The program, which remains part of Monley’s portfolio, also worked to bring consistency to the varying ways schools interpreted and applied the district’s policies on pregnant and parenting students. Monley created materials to communicate the rights and resources of students with children, and she reached out to employees, such as office staff and school nurses, who are more likely to interact with such students, to help share the materials. She also developed an online training module for teachers about working with pregnant students.
“I really understood families as a key lever of a child’s success. Seeing those young students strive to achieve their own success and continue in school and, at the same time, try to uplift their young children was really powerful for me,” Monley said. “I wanted to take the lessons learned from the work I did with our young families and move that into working with the district at large.”
When the district listed her current position in 2016, Monley quickly shaped a pitch for how she would fill the role and how she would bring more intentionality to the office, said Lynch, who is now her supervisor. Administrators argue over whose idea it was to hire Monley, Lynch jokes.

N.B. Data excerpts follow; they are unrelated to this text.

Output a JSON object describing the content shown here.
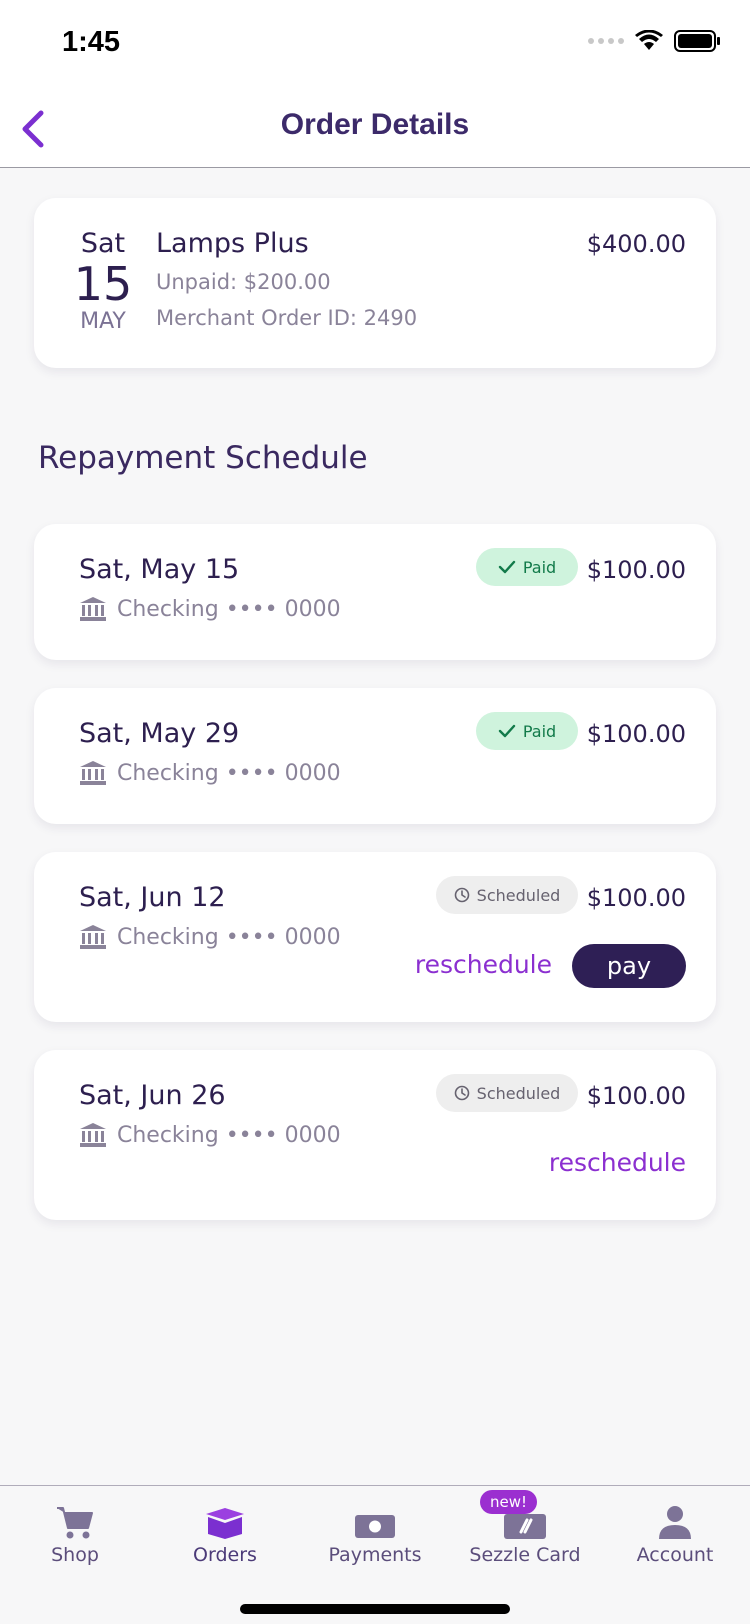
{
  "status_bar": {
    "time": "1:45"
  },
  "nav": {
    "title": "Order Details"
  },
  "order": {
    "day_of_week": "Sat",
    "day": "15",
    "month": "MAY",
    "merchant": "Lamps Plus",
    "unpaid": "Unpaid: $200.00",
    "merchant_order_id": "Merchant Order ID: 2490",
    "total": "$400.00"
  },
  "schedule": {
    "title": "Repayment Schedule",
    "payments": [
      {
        "date": "Sat, May 15",
        "account": "Checking •••• 0000",
        "status": "Paid",
        "amount": "$100.00"
      },
      {
        "date": "Sat, May 29",
        "account": "Checking •••• 0000",
        "status": "Paid",
        "amount": "$100.00"
      },
      {
        "date": "Sat, Jun 12",
        "account": "Checking •••• 0000",
        "status": "Scheduled",
        "amount": "$100.00",
        "reschedule_label": "reschedule",
        "pay_label": "pay"
      },
      {
        "date": "Sat, Jun 26",
        "account": "Checking •••• 0000",
        "status": "Scheduled",
        "amount": "$100.00",
        "reschedule_label": "reschedule"
      }
    ]
  },
  "tabs": [
    {
      "label": "Shop",
      "icon": "cart-icon",
      "active": false
    },
    {
      "label": "Orders",
      "icon": "box-icon",
      "active": true
    },
    {
      "label": "Payments",
      "icon": "cash-icon",
      "active": false
    },
    {
      "label": "Sezzle Card",
      "icon": "card-icon",
      "active": false,
      "badge": "new!"
    },
    {
      "label": "Account",
      "icon": "person-icon",
      "active": false
    }
  ],
  "colors": {
    "brand_purple": "#8b2fd0",
    "dark_purple": "#2e1f55",
    "paid_green_bg": "#cff3dd",
    "paid_green_text": "#127a4a"
  }
}
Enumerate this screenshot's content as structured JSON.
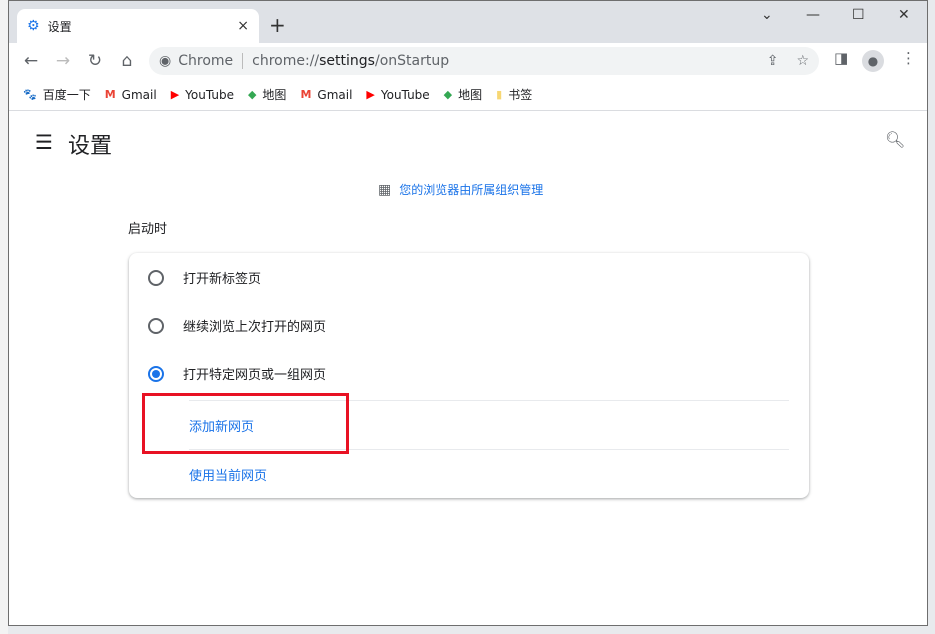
{
  "tab": {
    "title": "设置",
    "close": "×",
    "new": "+",
    "icon": "gear-icon"
  },
  "window_controls": {
    "dropdown": "⌄",
    "minimize": "—",
    "maximize": "☐",
    "close": "✕"
  },
  "omnibox": {
    "site": "Chrome",
    "url_prefix": "chrome://",
    "url_main": "settings",
    "url_suffix": "/onStartup"
  },
  "bookmarks": [
    {
      "label": "百度一下",
      "icon": "baidu-icon",
      "glyph": "🐾",
      "color": "#2932e1"
    },
    {
      "label": "Gmail",
      "icon": "gmail-icon",
      "glyph": "M",
      "color": "#ea4335"
    },
    {
      "label": "YouTube",
      "icon": "youtube-icon",
      "glyph": "▶",
      "color": "#ff0000"
    },
    {
      "label": "地图",
      "icon": "maps-icon",
      "glyph": "◆",
      "color": "#34a853"
    },
    {
      "label": "Gmail",
      "icon": "gmail-icon",
      "glyph": "M",
      "color": "#ea4335"
    },
    {
      "label": "YouTube",
      "icon": "youtube-icon",
      "glyph": "▶",
      "color": "#ff0000"
    },
    {
      "label": "地图",
      "icon": "maps-icon",
      "glyph": "◆",
      "color": "#34a853"
    },
    {
      "label": "书签",
      "icon": "folder-icon",
      "glyph": "▮",
      "color": "#f7d774"
    }
  ],
  "page": {
    "title": "设置",
    "managed": "您的浏览器由所属组织管理",
    "section": "启动时",
    "options": [
      {
        "label": "打开新标签页",
        "selected": false
      },
      {
        "label": "继续浏览上次打开的网页",
        "selected": false
      },
      {
        "label": "打开特定网页或一组网页",
        "selected": true
      }
    ],
    "add_page": "添加新网页",
    "use_current": "使用当前网页"
  },
  "colors": {
    "accent": "#1a73e8",
    "highlight": "#e81123"
  }
}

“I was impressed with her initiative,” she said. “She saw something and she went after it. She said straight up, right upfront: ‘I’m going to demonstrate that I can do this and I’m going to do it well.’”
Lynch said she’s fulfilled that promise, even taking on additional roles in helping to coordinate and communicate the district’s response to the COVID-19 pandemic. That’s critical because the crisis has strained parents’ relationships with schools in many parts of the country, said Rollins of the Institute for Educational Leadership, and it has made the work of family engagement more urgent.
I wanted to take the lessons learned from the work I did with our young families and move that into working with the district at large.
When schools closed for in-person learning in March 2020, Monley’s office quickly set up tech-support hotlines, sent informational flyers in a variety of languages to break down policies for families, and held virtual events for parents to ask questions and provide feedback.
Parents met online to discuss the challenges of virtual learning, their strategies for keeping their children engaged, and some frustrations, too. Meanwhile, the parent-engagement staff participating in the video chats did something really bold: They stayed quiet.
While officials in some districts might have felt defensive after hearing parents’ complaints, Monley said her staff wanted parents to feel heard. At the end of the call, they would unmute themselves to answer any questions that came up: how to pick up a computer, where to pick up a free meal, how to contact a district program office.
“As opposed to myself, or one of my team members leading that conversation, we were there to make sure that the environment remained a safe space,” she said. “We wanted families to have that comfort that it wasn’t going to be us coming in and saying, ‘Let us explain why that happened.’”
The Philadelphia district continues to face some criticism from parent organizations about issues like the condition of facilities and communication with the school board. And Monley is quick to acknowledge that she is still learning, despite outside recognition for her work: The incarcerated fathers’ program and her support for teen parents have been featured in educational conferences around the country.
There are still more families who need outreach, more educators who need to feel equipped to do so, more strategies to be refined or improved, she says.
She’s also quick to credit her team—which has grown from seven to 50 staff members during her tenure—for remaining true to the vision and consistent in carrying it out.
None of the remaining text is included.